Because the previous night was a late night the first excursion of South Plaza Island left at 8:30 instead of 8:00. That was the short zodiac ride and long walk. The 9:00 excursion was the long zodiac ride and short walk. We opted for the 9:00 one because Julie really likes the exploring the shore in the zodiac. Also, the short walk was essentially the same territory as the longer one.
We went around the shore of the North Plaza Island (these islands are tiny, maybe 500 yards wide and a mile or so long). We saw the Swallow Tail Gull which is the only nocturnally feeding sea gull in the world. It has red eyes and a ring around its eyes that is used when it is feeding its chicks in the night time to be able to see where the parent’s mouth is for feeding. We also saw a bunch of sea lions, some boobies, and other birds.
Eventually we went to South Plaza Island for a dry landing. We got off and wandered around the interesting terrain with lots of small plants and prickly pear cacti. We saw a number of land iguanas whose main diet consists of the prickly pear cactus leaves and flowers (eating the spikes and all).

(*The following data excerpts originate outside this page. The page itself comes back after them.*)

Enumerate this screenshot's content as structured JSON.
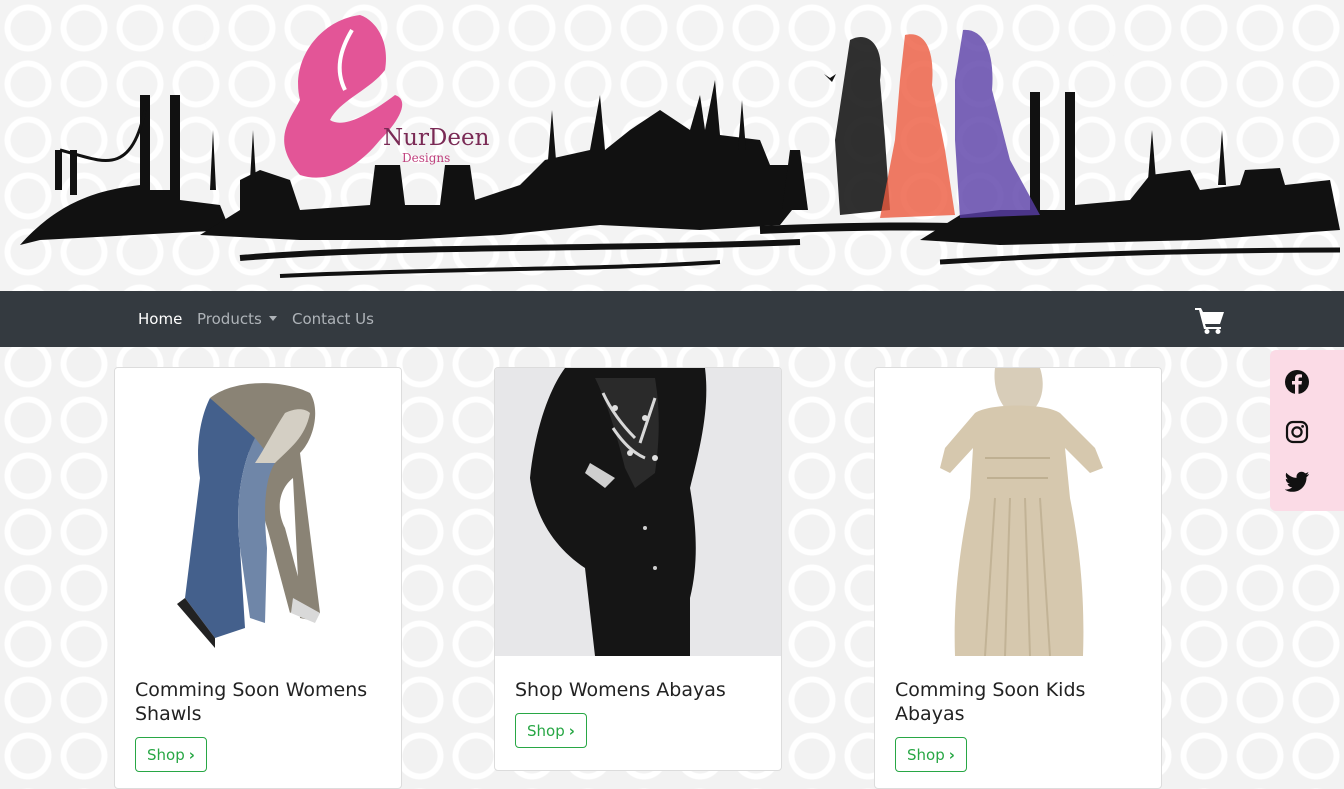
{
  "brand": {
    "name": "NurDeen",
    "tagline": "Designs"
  },
  "nav": {
    "items": [
      {
        "label": "Home"
      },
      {
        "label": "Products"
      },
      {
        "label": "Contact Us"
      }
    ]
  },
  "social": [
    "facebook-icon",
    "instagram-icon",
    "twitter-icon"
  ],
  "cards": [
    {
      "title": "Comming Soon Womens Shawls",
      "button": "Shop",
      "chevron": "›"
    },
    {
      "title": "Shop Womens Abayas",
      "button": "Shop",
      "chevron": "›"
    },
    {
      "title": "Comming Soon Kids Abayas",
      "button": "Shop",
      "chevron": "›"
    }
  ],
  "colors": {
    "navbar": "#343a40",
    "accent_green": "#28a745",
    "social_bg": "#fbdbe6",
    "logo_pink": "#e35597"
  }
}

There was also a team from the national park that was catching the iguana, tagging, weighing and gathering blood samples. Some used long poles with looped rope on the end to snag the iguana, while others just walked up behind them and grabbed them.
After about a 45 minute walk, we went back to the ship on the zodiac, showered and got ready for lunch (a Mexican buffet). At 2pm, we expected a talk on life in the Galapagos by the naturalists. Since they were all (or mostly all) born in the Galapagos, they talked about what it was like to grow up here. However, what they did was divided up the room in three groups, and allowed us all to ask questions about their lives here on Galapagos. We were in Marvin’s group. He was born on Santa Cruz Island and is in fact a second generation Galapagosian (if that is the way you say it). It was interesting to learn a bit about life here and also his personal experience. It turns out that he is extremely bright and it really shows in his interactions and understanding.
The afternoon walks were on Santa Cruz Island to Dragon Hill. You basically visit a couple of brackish lagoons where you may find flamingos and then go around Dragon hill that has a lot of land iguanas. We were both kind of burned out from all of the excursions without a break, so we decided to bail on the afternoon walks (frankly it seemed like there was nothing new that we were going to be seeing).
For the cocktail party, it was supposed to be margaritas but they ran out of mix and did some weird concoction that was kind of like a daiquiri. Dr. Ellen Prager (the chief scientist for the Xpedition) gave a talk about her book: Sex, Drugs, and Sea Slime. Over the course of the week, we learned that she is on board about 3 or 4 times a year when they have a room available. She coordinates the program and was here to see how the new A/B itinerary rotation schedule is working out.
After that it was the nightly briefing and then karoke after. Dinner with Mitch and Steve. Mitch sang several times as did some really, singing challenged cruisers.